NADA POP – Cantar em português tem sido mais fácil ou mais difícil e como essa adaptação de língua se desenrolou até vocês sentirem que estava legal o som e pronto para ser gravado? Tem facilitado mesmo a conexão com o público? Estão recebendo bem os lançamentos de vocês nessa nova fase?
MILTON: Durante estes 10 anos de BSK, eu sempre fui questionado, seja no Brasil ou nas tours que fizemos fora, por que não cantávamos em português? No começo, eu não sentia a necessidade, pelo fato de todas as minhas influências que eu aplico no BSK, eram de bandas gringas.
Com o tempo, algumas necessidades foram aparecendo, especialmente com o momento sociopolítico que passamos em 2016 pra frente. Com isto, eu sentia a necessidade de me posicionar mais explicitamente e começou a bater a ideia de mudar de língua, porque a mensagem é muito importante e ela tem que ser feita de forma direta e horizontal. Vivemos em um país continental, o BSK vai passar mais tempo atuando aqui do que fora. Então tudo isto levava para a gente mudar a comunicação, para ampliar conexão e diálogo com as pessoas que dão e quem também não tem simpatia pelo BSK
Então, todos olhos, internos e externos estavam na minha direção. Foi como mergulhar num vazio. Então fui ouvir outras coisas que gosto tanto quanto hardcore punk que é o rap. Consumi numa velocidade maior do que antes, para aprender sobre flow e métricas em português. Lembro de ouvir algumas coisas clássicas do MPB e rock brasileiro como Belchior e Cazuza com o ouvido de apreciar e aprender e me ajudou muito e outro exemplo que utilizei era o lance de abrasileirar as minhas métricas, peguei como exemplo o Badauí do CPM22 que teve a maestria de pegar métricas do Face to Face e fazer isto em português e com tudo isto chegamos no feito da primeira música em português do BSK chamada EXISTÊNCIA em 2018
Então desde 2018, estamos inclinados dentro deste lançamento que é o #LIVREPARATODOS. Acreditamos que estamos no caminho certo, a galera tem recepcionado bem e com isto, novas pessoas tem aparecido nos shows também. Foi algo que demorou só 10 anos para eu aceitar e arriscar.

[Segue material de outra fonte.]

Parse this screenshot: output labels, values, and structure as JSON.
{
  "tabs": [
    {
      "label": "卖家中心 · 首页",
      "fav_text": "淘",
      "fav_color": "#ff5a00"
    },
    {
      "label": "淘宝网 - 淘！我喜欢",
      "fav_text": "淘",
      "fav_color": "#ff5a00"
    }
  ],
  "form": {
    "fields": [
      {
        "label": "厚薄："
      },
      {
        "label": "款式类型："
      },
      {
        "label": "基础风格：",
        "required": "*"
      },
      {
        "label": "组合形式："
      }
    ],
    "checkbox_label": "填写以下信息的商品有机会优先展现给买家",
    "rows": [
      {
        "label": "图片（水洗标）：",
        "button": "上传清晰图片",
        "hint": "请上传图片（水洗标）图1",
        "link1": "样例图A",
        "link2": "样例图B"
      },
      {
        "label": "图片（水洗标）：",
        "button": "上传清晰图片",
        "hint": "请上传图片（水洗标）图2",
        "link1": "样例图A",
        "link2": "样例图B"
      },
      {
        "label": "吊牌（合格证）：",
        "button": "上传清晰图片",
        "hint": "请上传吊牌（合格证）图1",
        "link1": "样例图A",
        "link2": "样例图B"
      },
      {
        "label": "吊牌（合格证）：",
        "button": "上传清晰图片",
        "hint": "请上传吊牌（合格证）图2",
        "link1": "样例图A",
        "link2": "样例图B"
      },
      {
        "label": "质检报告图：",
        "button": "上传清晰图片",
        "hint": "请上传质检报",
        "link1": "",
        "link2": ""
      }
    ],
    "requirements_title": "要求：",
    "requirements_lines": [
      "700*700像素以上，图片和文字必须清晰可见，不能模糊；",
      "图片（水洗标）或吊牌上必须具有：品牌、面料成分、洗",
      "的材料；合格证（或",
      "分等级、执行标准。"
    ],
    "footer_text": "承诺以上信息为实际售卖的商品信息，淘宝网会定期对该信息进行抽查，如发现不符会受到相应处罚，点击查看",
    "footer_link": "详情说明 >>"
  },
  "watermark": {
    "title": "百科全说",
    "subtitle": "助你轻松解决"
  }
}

NADA POP – Estamos vivendo uma fase de algumas bandas voltando e o Fernando Sanchez publicou em sua rede social dizendo o seguinte: “Eu acho muito massa essa onda de volta de banda e toda atenção e mídia que isso tem gerado. Mas acho importante o pessoal também valorizar quem não parou, quem seguiu tocando, se fodendo, lançando disco, fazendo show, mesmo quando ninguém mais estava afim de achar isso legal”. O que pensa sobre essa ideia que o Fernando lançou?

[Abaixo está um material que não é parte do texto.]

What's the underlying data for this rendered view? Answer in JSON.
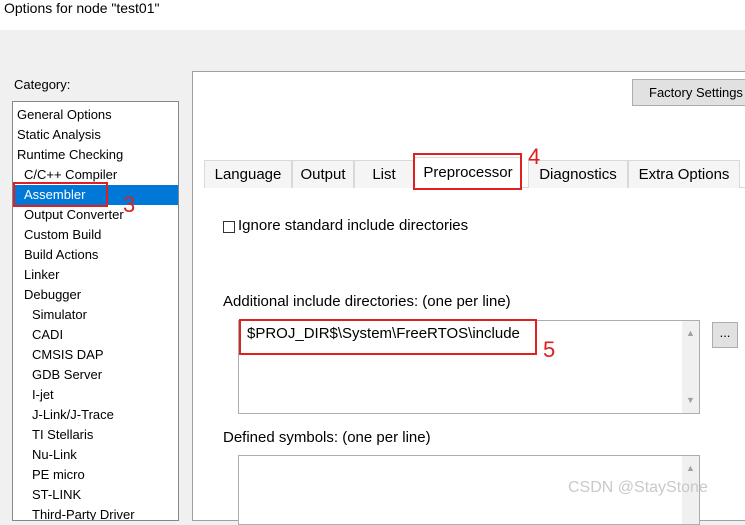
{
  "window": {
    "title": "Options for node \"test01\""
  },
  "category": {
    "label": "Category:",
    "items": [
      {
        "label": "General Options",
        "level": 0
      },
      {
        "label": "Static Analysis",
        "level": 0
      },
      {
        "label": "Runtime Checking",
        "level": 0
      },
      {
        "label": "C/C++ Compiler",
        "level": 1
      },
      {
        "label": "Assembler",
        "level": 1,
        "selected": true
      },
      {
        "label": "Output Converter",
        "level": 1
      },
      {
        "label": "Custom Build",
        "level": 1
      },
      {
        "label": "Build Actions",
        "level": 1
      },
      {
        "label": "Linker",
        "level": 1
      },
      {
        "label": "Debugger",
        "level": 1
      },
      {
        "label": "Simulator",
        "level": 2
      },
      {
        "label": "CADI",
        "level": 2
      },
      {
        "label": "CMSIS DAP",
        "level": 2
      },
      {
        "label": "GDB Server",
        "level": 2
      },
      {
        "label": "I-jet",
        "level": 2
      },
      {
        "label": "J-Link/J-Trace",
        "level": 2
      },
      {
        "label": "TI Stellaris",
        "level": 2
      },
      {
        "label": "Nu-Link",
        "level": 2
      },
      {
        "label": "PE micro",
        "level": 2
      },
      {
        "label": "ST-LINK",
        "level": 2
      },
      {
        "label": "Third-Party Driver",
        "level": 2
      }
    ]
  },
  "factory_settings_label": "Factory Settings",
  "tabs": [
    {
      "label": "Language"
    },
    {
      "label": "Output"
    },
    {
      "label": "List"
    },
    {
      "label": "Preprocessor",
      "active": true
    },
    {
      "label": "Diagnostics"
    },
    {
      "label": "Extra Options"
    }
  ],
  "preprocessor": {
    "ignore_std_label": "Ignore standard include directories",
    "ignore_std_checked": false,
    "include_dirs_label": "Additional include directories:  (one per line)",
    "include_dirs_value": "$PROJ_DIR$\\System\\FreeRTOS\\include",
    "browse_label": "...",
    "defined_symbols_label": "Defined symbols:  (one per line)",
    "defined_symbols_value": ""
  },
  "annotations": [
    "3",
    "4",
    "5"
  ],
  "annotation_color": "#e02020",
  "selection_color": "#0078d7",
  "watermark": "CSDN @StayStone"
}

MILTON: concordo 100% com o mestre Saches. Acho legal quando as bandas e artistas vêm o novo e se sentem inspirados a voltar e fazer o corre sincero. Do mesmo jeito que vejo e sei de bandas/artistas que voltaram pelo hype e querem voltar com o mesmo prestígio de antes como se o tempo não tivesse passado, ignorado por ego tudo o que aconteceu e tem acontecido nessa pausa dela.

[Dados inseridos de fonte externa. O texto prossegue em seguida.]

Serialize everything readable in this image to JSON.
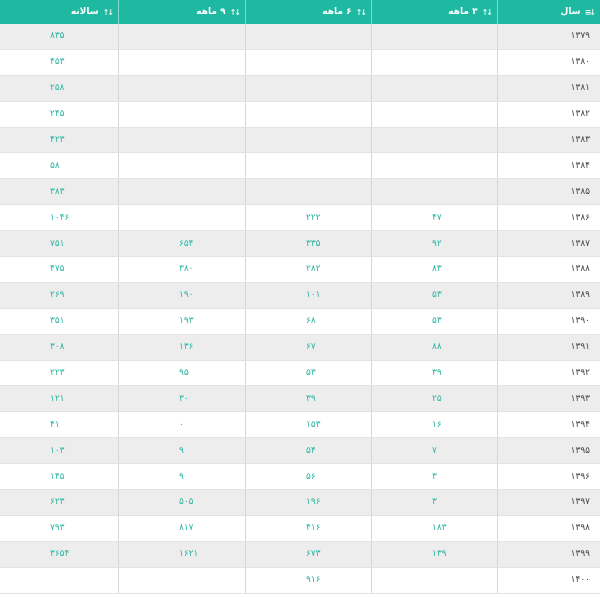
{
  "headers": {
    "year": "سال",
    "m3": "۳ ماهه",
    "m6": "۶ ماهه",
    "m9": "۹ ماهه",
    "annual": "سالانه"
  },
  "rows": [
    {
      "year": "۱۳۷۹",
      "m3": "",
      "m6": "",
      "m9": "",
      "annual": "۸۳۵"
    },
    {
      "year": "۱۳۸۰",
      "m3": "",
      "m6": "",
      "m9": "",
      "annual": "۴۵۳"
    },
    {
      "year": "۱۳۸۱",
      "m3": "",
      "m6": "",
      "m9": "",
      "annual": "۲۵۸"
    },
    {
      "year": "۱۳۸۲",
      "m3": "",
      "m6": "",
      "m9": "",
      "annual": "۲۴۵"
    },
    {
      "year": "۱۳۸۳",
      "m3": "",
      "m6": "",
      "m9": "",
      "annual": "۴۲۳"
    },
    {
      "year": "۱۳۸۴",
      "m3": "",
      "m6": "",
      "m9": "",
      "annual": "۵۸"
    },
    {
      "year": "۱۳۸۵",
      "m3": "",
      "m6": "",
      "m9": "",
      "annual": "۳۸۳"
    },
    {
      "year": "۱۳۸۶",
      "m3": "۴۷",
      "m6": "۲۲۲",
      "m9": "",
      "annual": "۱۰۴۶"
    },
    {
      "year": "۱۳۸۷",
      "m3": "۹۲",
      "m6": "۳۳۵",
      "m9": "۶۵۴",
      "annual": "۷۵۱"
    },
    {
      "year": "۱۳۸۸",
      "m3": "۸۳",
      "m6": "۲۸۲",
      "m9": "۳۸۰",
      "annual": "۴۷۵"
    },
    {
      "year": "۱۳۸۹",
      "m3": "۵۳",
      "m6": "۱۰۱",
      "m9": "۱۹۰",
      "annual": "۲۶۹"
    },
    {
      "year": "۱۳۹۰",
      "m3": "۵۳",
      "m6": "۶۸",
      "m9": "۱۹۳",
      "annual": "۳۵۱"
    },
    {
      "year": "۱۳۹۱",
      "m3": "۸۸",
      "m6": "۶۷",
      "m9": "۱۳۶",
      "annual": "۳۰۸"
    },
    {
      "year": "۱۳۹۲",
      "m3": "۳۹",
      "m6": "۵۳",
      "m9": "۹۵",
      "annual": "۲۲۳"
    },
    {
      "year": "۱۳۹۳",
      "m3": "۲۵",
      "m6": "۳۹",
      "m9": "۳۰",
      "annual": "۱۲۱"
    },
    {
      "year": "۱۳۹۴",
      "m3": "۱۶",
      "m6": "۱۵۳",
      "m9": "۰",
      "annual": "۴۱"
    },
    {
      "year": "۱۳۹۵",
      "m3": "۷",
      "m6": "۵۴",
      "m9": "۹",
      "annual": "۱۰۳"
    },
    {
      "year": "۱۳۹۶",
      "m3": "۳",
      "m6": "۵۶",
      "m9": "۹",
      "annual": "۱۴۵"
    },
    {
      "year": "۱۳۹۷",
      "m3": "۳",
      "m6": "۱۹۶",
      "m9": "۵۰۵",
      "annual": "۶۲۳"
    },
    {
      "year": "۱۳۹۸",
      "m3": "۱۸۳",
      "m6": "۴۱۶",
      "m9": "۸۱۷",
      "annual": "۷۹۳"
    },
    {
      "year": "۱۳۹۹",
      "m3": "۱۳۹",
      "m6": "۶۷۳",
      "m9": "۱۶۲۱",
      "annual": "۳۶۵۴"
    },
    {
      "year": "۱۴۰۰",
      "m3": "",
      "m6": "۹۱۶",
      "m9": "",
      "annual": ""
    }
  ],
  "icons": {
    "year_sort": "sort-asc-icon",
    "column_sort": "sort-both-icon"
  },
  "colors": {
    "header": "#1fb8a0",
    "value_text": "#2bb4a0",
    "stripe": "#ededed"
  }
}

Eu acredito que essa história toda cabe uma frase do Alexandre Magno: “tem que saber chegar, tem que esperar sua vez…”. O que for de verdade vai ficar e o que for fugaz vai desaparecer do mesmo jeito que veio e o tempo continua.
NADA POP – Segundo o Spotify, o rock é o terceiro gênero mais ouvido na plataforma. No entanto, as bandas mais ouvidas ainda são Charlie Brown Jr., Skank, Legião Urbana, Titãs e O Rappa por meio do serviço. Mas para os fãs de rock, entendo que isso seja uma boa notícia e talvez ajude a alavancar outros estilos mais pesados dentro do próprio gênero e, consequentemente, ajudar na viabilização de shows. Como banda, sentem alguma melhora nesse sentido ou está tudo igual?
MILTON: Eu sinto que há uma vontade de misturar mainstream e submundo, como também estilos sonoros e acho muito válido. Acredito que também ninguém é obrigado a nada e cada pessoa entende sua responsabilidade e papel nessa vida. Eu acredito muito em saber servir e devolver para formar um ecossistema sustentável, mas não posso esperar isto dos outros para não causar frustração.
A resposta final dessa pergunta para mim é muito “depende”, depende de onde você está, com quem você está e para onde você quer ir.
O Bayside Kings foi um das bandas que participou do SMASHPIT FËST que foi realizado no Hangar 110, no dia 12 de agosto. Para esse fest conseguimos a participação com a ajuda do BSK. Valeuu!